Tout avait pourtant bien commencé. Le Ministre de l’Agriculture, Julien Denormandie délivrait, comme quelques jours auparavant à l’Assemblée un discours bien rôdé de défense de la filière de la betterave sucrière française « aujourd’hui en danger ». Le ministre répétait avec détermination qu’avec ce projet de loi, il « ne s’agit pas d’opposer écologie et économie » ; c’est une « question de souveraineté ». La rapporteure LR Sophie Primas constatait pour sa part qu’autour de ce texte « deux visions politiques de l’écologie » s’affrontent : « une écologie de la défiance choisissant d’interdire » et une « écologie de la confiance [...] qui s’appuie sur la réalité de nos territoires, sur le progrès et sur la recherche ». Un débat entendu avant l’intervention du président du groupe écologiste Guillaume Gontard. Le sénateur a fait monter le ton d’un cran en dénonçant un texte qu’il voit comme « une immense victoire pour le lobby agrochimique, cheval de Troie de Bayer-Monsanto ». Et d’accuser dans la foulée et sans ciller le gouvernement de « porter un coup violent à toute la biodiversité mondiale ». « Vos propos sont absolument scandaleux » lui a vivement répondu Julien Denormandie pointant « une écologie de la diffamation ». « L’immense différence entre les agriculteurs et vous, c’est que les agriculteurs [...] ont le courage d’avoir les pieds, les bottes dans la terre ».

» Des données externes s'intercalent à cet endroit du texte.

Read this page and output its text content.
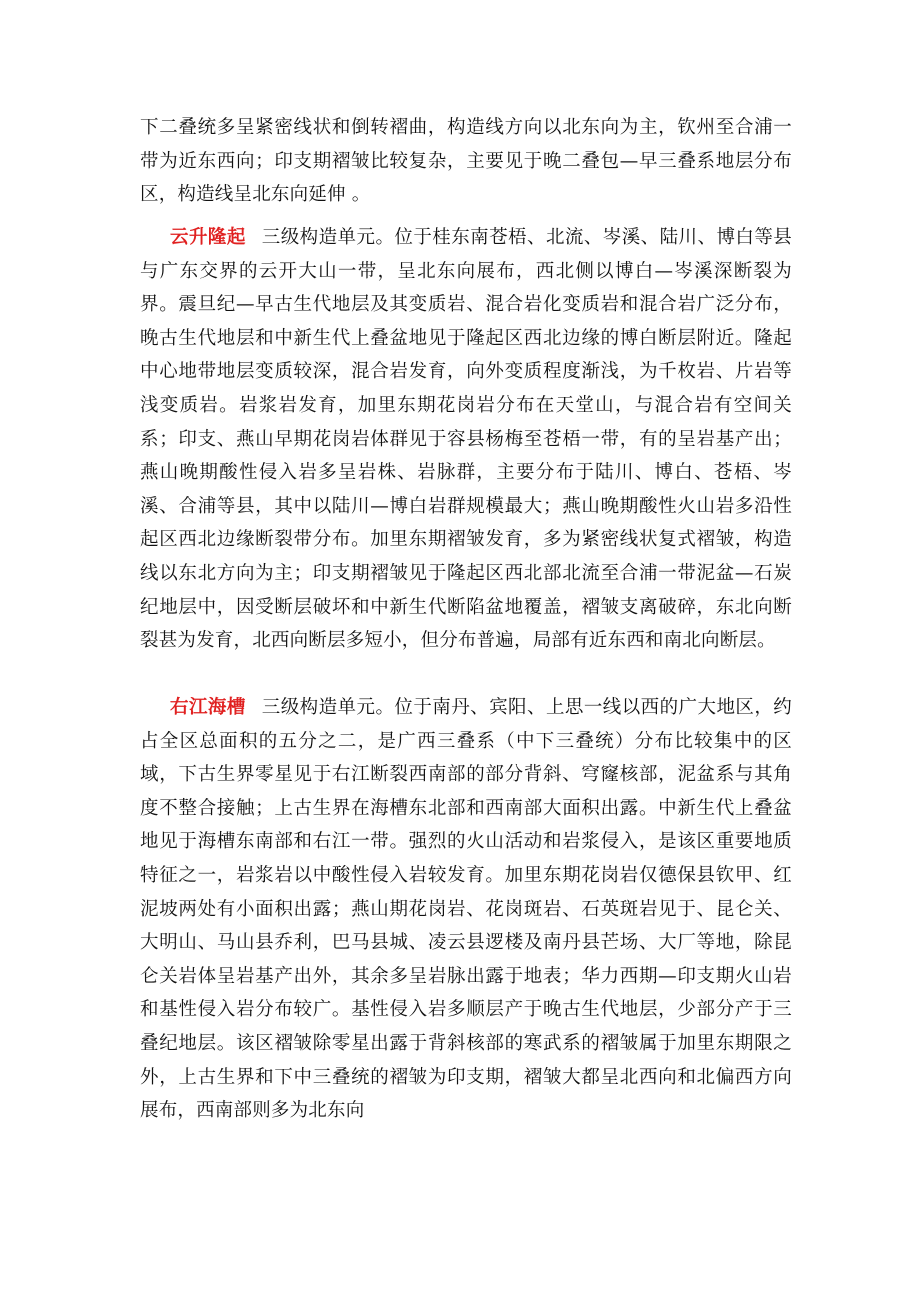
下二叠统多呈紧密线状和倒转褶曲，构造线方向以北东向为主，钦州至合浦一带为近东西向；印支期褶皱比较复杂，主要见于晚二叠包—早三叠系地层分布区，构造线呈北东向延伸 。

云升隆起 三级构造单元。位于桂东南苍梧、北流、岑溪、陆川、博白等县与广东交界的云开大山一带，呈北东向展布，西北侧以博白—岑溪深断裂为界。震旦纪—早古生代地层及其变质岩、混合岩化变质岩和混合岩广泛分布，晚古生代地层和中新生代上叠盆地见于隆起区西北边缘的博白断层附近。隆起中心地带地层变质较深，混合岩发育，向外变质程度渐浅，为千枚岩、片岩等浅变质岩。岩浆岩发育，加里东期花岗岩分布在天堂山，与混合岩有空间关系；印支、燕山早期花岗岩体群见于容县杨梅至苍梧一带，有的呈岩基产出；燕山晚期酸性侵入岩多呈岩株、岩脉群，主要分布于陆川、博白、苍梧、岑溪、合浦等县，其中以陆川—博白岩群规模最大；燕山晚期酸性火山岩多沿性起区西北边缘断裂带分布。加里东期褶皱发育，多为紧密线状复式褶皱，构造线以东北方向为主；印支期褶皱见于隆起区西北部北流至合浦一带泥盆—石炭纪地层中，因受断层破坏和中新生代断陷盆地覆盖，褶皱支离破碎，东北向断裂甚为发育，北西向断层多短小，但分布普遍，局部有近东西和南北向断层。

右江海槽 三级构造单元。位于南丹、宾阳、上思一线以西的广大地区，约占全区总面积的五分之二，是广西三叠系（中下三叠统）分布比较集中的区域，下古生界零星见于右江断裂西南部的部分背斜、穹窿核部，泥盆系与其角度不整合接触；上古生界在海槽东北部和西南部大面积出露。中新生代上叠盆地见于海槽东南部和右江一带。强烈的火山活动和岩浆侵入，是该区重要地质特征之一，岩浆岩以中酸性侵入岩较发育。加里东期花岗岩仅德保县钦甲、红泥坡两处有小面积出露；燕山期花岗岩、花岗斑岩、石英斑岩见于、昆仑关、大明山、马山县乔利，巴马县城、凌云县逻楼及南丹县芒场、大厂等地，除昆仑关岩体呈岩基产出外，其余多呈岩脉出露于地表；华力西期—印支期火山岩和基性侵入岩分布较广。基性侵入岩多顺层产于晚古生代地层，少部分产于三叠纪地层。该区褶皱除零星出露于背斜核部的寒武系的褶皱属于加里东期限之外，上古生界和下中三叠统的褶皱为印支期，褶皱大都呈北西向和北偏西方向展布，西南部则多为北东向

Après le débat est arrivé le temps du vote, en commençant par les amendements de suppression de l’article premier du projet de loi, présentés par la gauche. Rappelons que cet article 1er est le cœur du texte : il vise à autoriser, à titre dérogatoire, les producteurs de betteraves sucrières à utiliser jusqu’en 2023 des semences traitées avec des pesticides de la famille des néonicotinoïdes. Le résultat du vote tombe avec la victoire du oui à la suppression de l’article 1. A une voix près. Brouhaha dans les travées. Surprise. On s’interpelle. On s’interroge. L’erreur incomberait à un groupe qui se serait trompé en votant pour ces amendements et non contre. La séance est suspendue. Julien Denormandie demande une seconde délibération. Soulagement. Le texte du gouvernement est finalement adopté en première lecture au Sénat par 184 voix pour, 128 contre et 28 abstentions. Douze sénateurs LR ont voté contre, huit centristes et un Indépendant ont également voté contre. Abstention pour dix LR, dix centristes et trois Indépendants. Au groupe RDPI (En Marche), Xavier Lacovelli a voté contre et cinq élus se sont abstenus. Les groupes de gauche (PS RDSE, CRCE à majorité communiste et écologiste) ont voté contre, à l’exception au PS de Jean-Pierre Sueur.
La commission mixte paritaire a fini par trouver un compromis sur un texte commun, avant son adoption définitive.